C’è un riflesso in quella foto, non si può vedere a occhio nudo, ma c’è. E’ lo specchio di una società che toglie valore alle emozioni del singolo e alla compartecipazione alle emozioni di ciascuno. E’ l’immagine di un modo di essere indifferenti al bene o al male che scaturisce dalla distanza rispetto alla realtà degli altri. E’ la dimostrazione della tensione verso il vuoto di un tempo e di un’umanità che spinge i ragazzi a non cercare nulla né dentro né fuori di sé. Viene rapidamente nel pensiero la società (apparentemente) edonistica esposta da A. Huxley nel suo eccellente “Brave New World”. Una società che basa il proprio benessere sull’egoistico piacere per se stessi. Una società in cui gioia, dolore, amore, fede, libertà, sentimenti, rapporti, cultura si esauriscono nell’attimo presente e non edificano, né mirano a farlo, né nel presente né nel futuro. Una società senza tempo, dove lo spazio esistente è solo quello fisico tra ciò che ci appartiene e ciò che ci apparterrà. Una società in cui si educa all’abolizione dell’affettività e della cultura, dei rapporti e dei significati.

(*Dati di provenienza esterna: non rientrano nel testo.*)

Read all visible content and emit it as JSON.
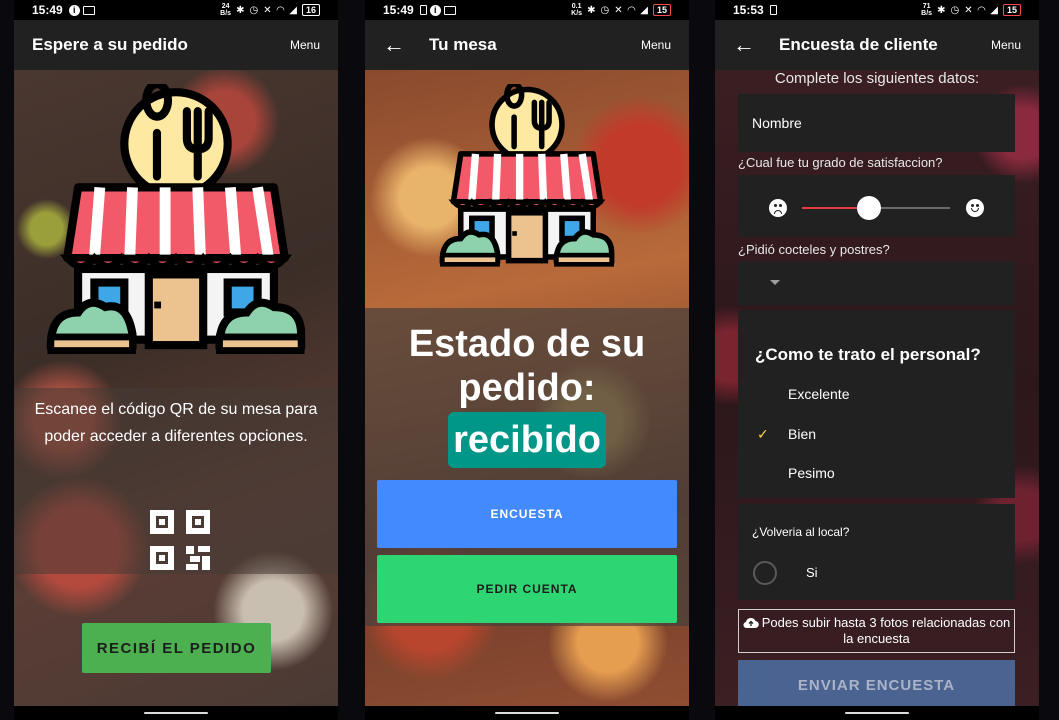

In fondo, proprio questo è quanto si osserva rappresentato in quell’immagine, che non è la prima del genere né sarà l’ultima. E’ una deriva, la completa liquefazione del senso. Non ci si può non chiedere da dove nasca questa deriva. Non possiamo non interrogarci sulle responsabilità di una società così costituita. Non possiamo non dare delle risposte mettendo a tacere tra paura di dare espressione a tutti gli interrogativi dei nostri ragazzi e ai nostri stessi per paura di doverci assumere delle pesanti responsabilità. E’ necessario dare delle risposte, arginare la deriva fino a che si è ancora in tempo.
Oggi, si fa tanto un parlare dell’educazione all’affettività nelle scuole, in famiglia, ovunque… se ne parla tanto, ma ben poco si fa poiché si chiude il discorso solo su certi aspetti ritenuti “scabrosi” da molti e che invece, fanno parte del nostro quotidiano. Inoltre, educare all’affettività, non è solo una questione di “generi”, non è solo una questione politica, ma una questione “umana” che non può più essere rimandata. Lo dimostra, tra le altre, questa foto di indifferente presenza in un sistema di valori e priorità che si spegne.

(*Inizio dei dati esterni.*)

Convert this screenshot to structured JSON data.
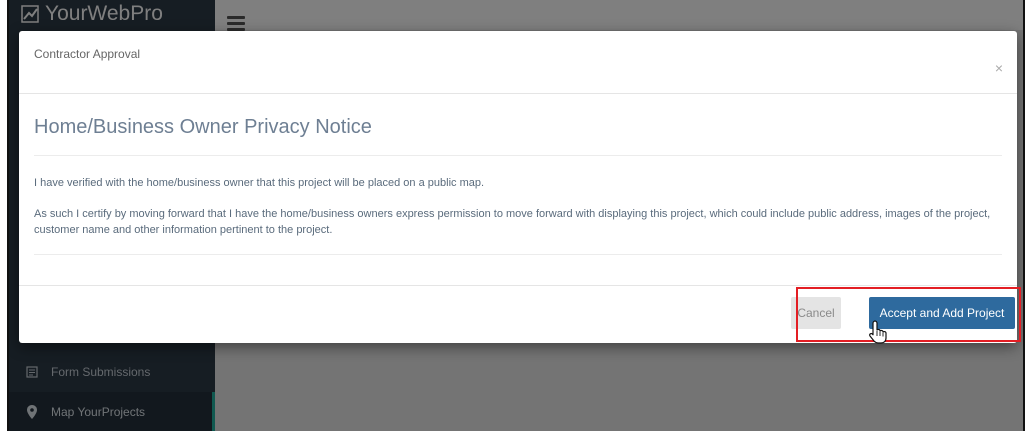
{
  "app": {
    "brand": "YourWebPro",
    "sidebar": {
      "items": [
        {
          "label": "Form Submissions",
          "icon": "form-icon"
        },
        {
          "label": "Map YourProjects",
          "icon": "map-pin-icon"
        }
      ]
    }
  },
  "modal": {
    "title": "Contractor Approval",
    "close": "×",
    "heading": "Home/Business Owner Privacy Notice",
    "paragraph1": "I have verified with the home/business owner that this project will be placed on a public map.",
    "paragraph2": "As such I certify by moving forward that I have the home/business owners express permission to move forward with displaying this project, which could include public address, images of the project, customer name and other information pertinent to the project.",
    "cancel_label": "Cancel",
    "accept_label": "Accept and Add Project"
  },
  "colors": {
    "sidebar_bg": "#2d3a46",
    "accent_primary": "#2e6a9e",
    "highlight": "#e31e24",
    "active_indicator": "#21b3a0"
  }
}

Educare all’affettività è un imperativo in un tempo di perdita di valori e di significati; è un obbligo se non vogliamo trasformarci in una società apparentemente edonistica, ma in cui il gusto per il piacere di se stessi si trasforma nella peggiore forma di schiavitù. Perché “essere solo per sé stessi” è schiavitù, è privarsi dello scambio, del confronto, nell’autocompiacimento di quell’egoismo di cui diventiamo servi.

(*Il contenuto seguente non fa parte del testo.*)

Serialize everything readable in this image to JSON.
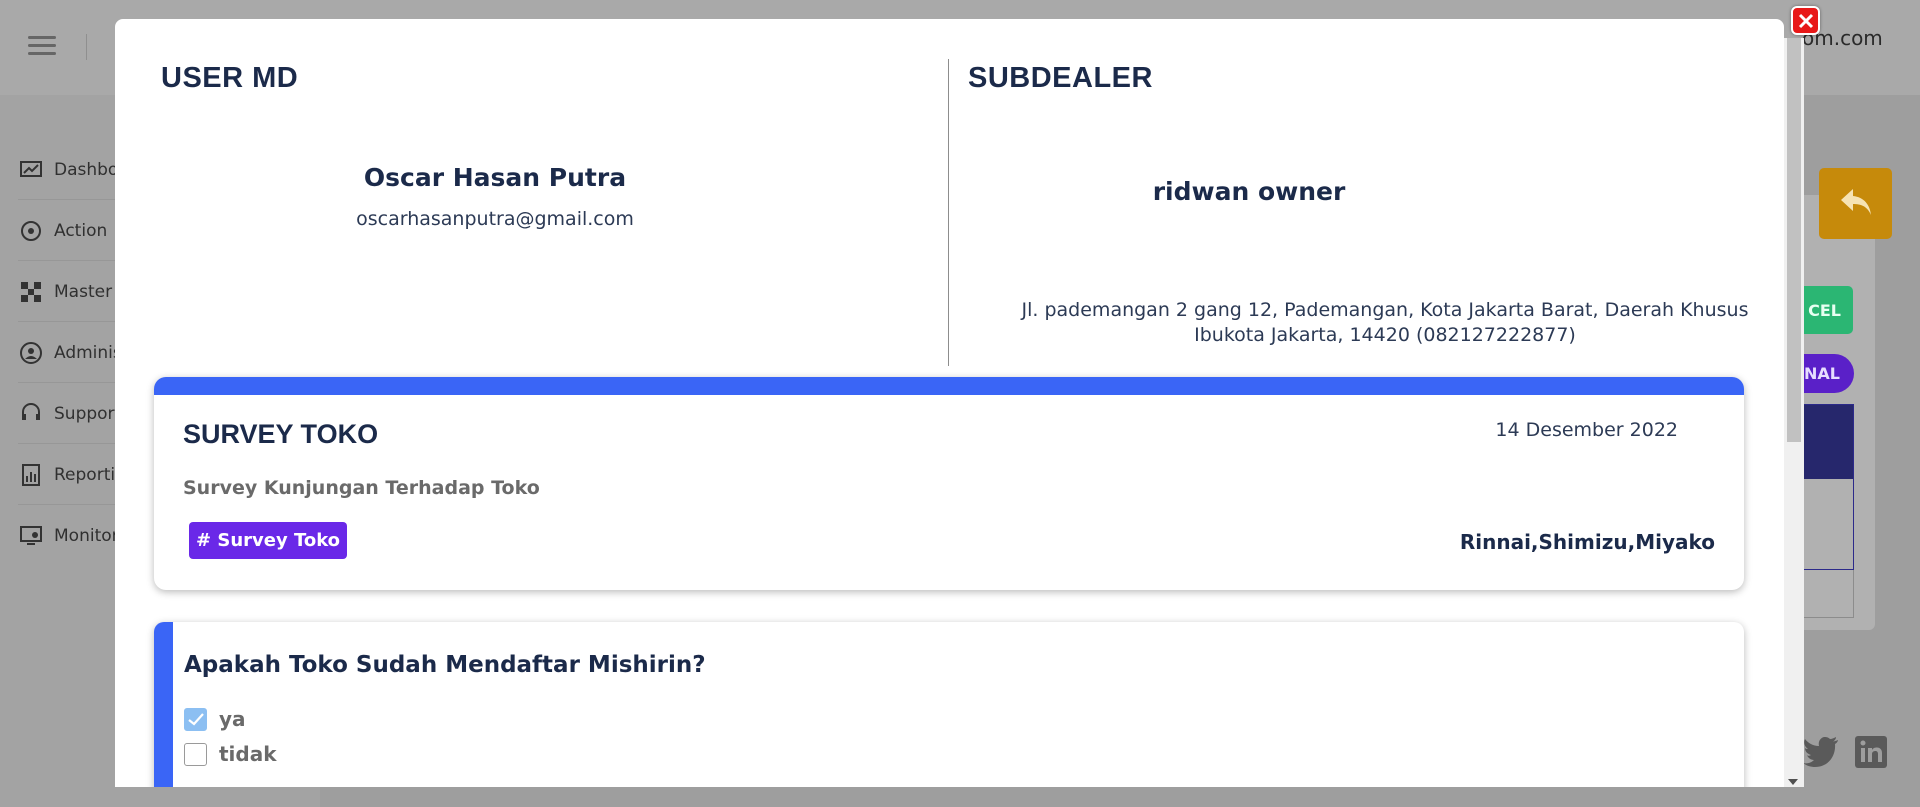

Nella società edonistica di Huxley, infatti, tutto esisteva nella presunzione di essere liberi, nonostante la suddivisone in categorie e le tecniche di controllo psicologico che eliminavano ogni possibilità di scelta personale ed individuale.
La nostra società, come quella di Huxley, è ormai sul baratro della perdita totale di relazioni vere, di emozioni, di confronto, di scelte; è una società sull’abisso dell’egoismo in cui la libertà è abusata ma non vissuta, in cui, in realtà, si è privi di libertà.